Meaningful patterns

Michael Moortgat

Utrecht Institute of Linguistics OTS
Trans 10
3512 JK Utrecht
The Netherlands
Michael.Moortgat@let.uu.nl

Abstract

Natural languages, in their individual ways, exploit patterns of grammatical form to convey the assembly of meaning. A central goal for linguistics is to find out in what respects languages are alike in this, and in what respects they can differ: in other words, to identify invariants in the composition of grammatical form and meaning, and to delineate the space for variation, allowing for the realization of the same meaning assembly through different structural patterns. Lambek's categorial framework addresses the first of these questions: it provides a vocabulary of type-logical constants together with a proof-theoretic modeling of `grammatical computation'. But the original Lambek framework offers no tools for the analysis of structural variation: the structural properties of the constants are hard-wired.
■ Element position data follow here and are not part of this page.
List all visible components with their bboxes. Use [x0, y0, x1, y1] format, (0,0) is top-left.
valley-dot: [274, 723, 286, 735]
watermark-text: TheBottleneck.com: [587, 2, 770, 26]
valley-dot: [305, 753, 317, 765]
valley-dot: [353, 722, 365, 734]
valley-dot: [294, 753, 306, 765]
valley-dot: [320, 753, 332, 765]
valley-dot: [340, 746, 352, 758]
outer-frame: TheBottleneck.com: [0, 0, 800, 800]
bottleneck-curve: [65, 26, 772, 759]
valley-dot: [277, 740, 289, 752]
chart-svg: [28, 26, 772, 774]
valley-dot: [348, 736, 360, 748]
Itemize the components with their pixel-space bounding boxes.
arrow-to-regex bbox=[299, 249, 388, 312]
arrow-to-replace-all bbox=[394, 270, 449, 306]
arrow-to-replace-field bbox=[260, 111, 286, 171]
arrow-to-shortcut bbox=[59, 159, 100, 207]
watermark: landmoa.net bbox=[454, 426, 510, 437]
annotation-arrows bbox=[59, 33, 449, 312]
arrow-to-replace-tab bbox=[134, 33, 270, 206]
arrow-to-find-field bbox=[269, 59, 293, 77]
In this contribution, we explore two enhancements of the categorial architecture that bring the interplay between uniformity and variation into focus. First, we move from the one-dimensional world of Lambek calculus to a multimodal setting, where different composition operations live together and interact. The various modes of composition share the same base logic, but they can differ in their structural properties. Second, we introduce logical constants to control structural reasoning, thus replacing global structural regimes by lexically anchored local fine-tuning.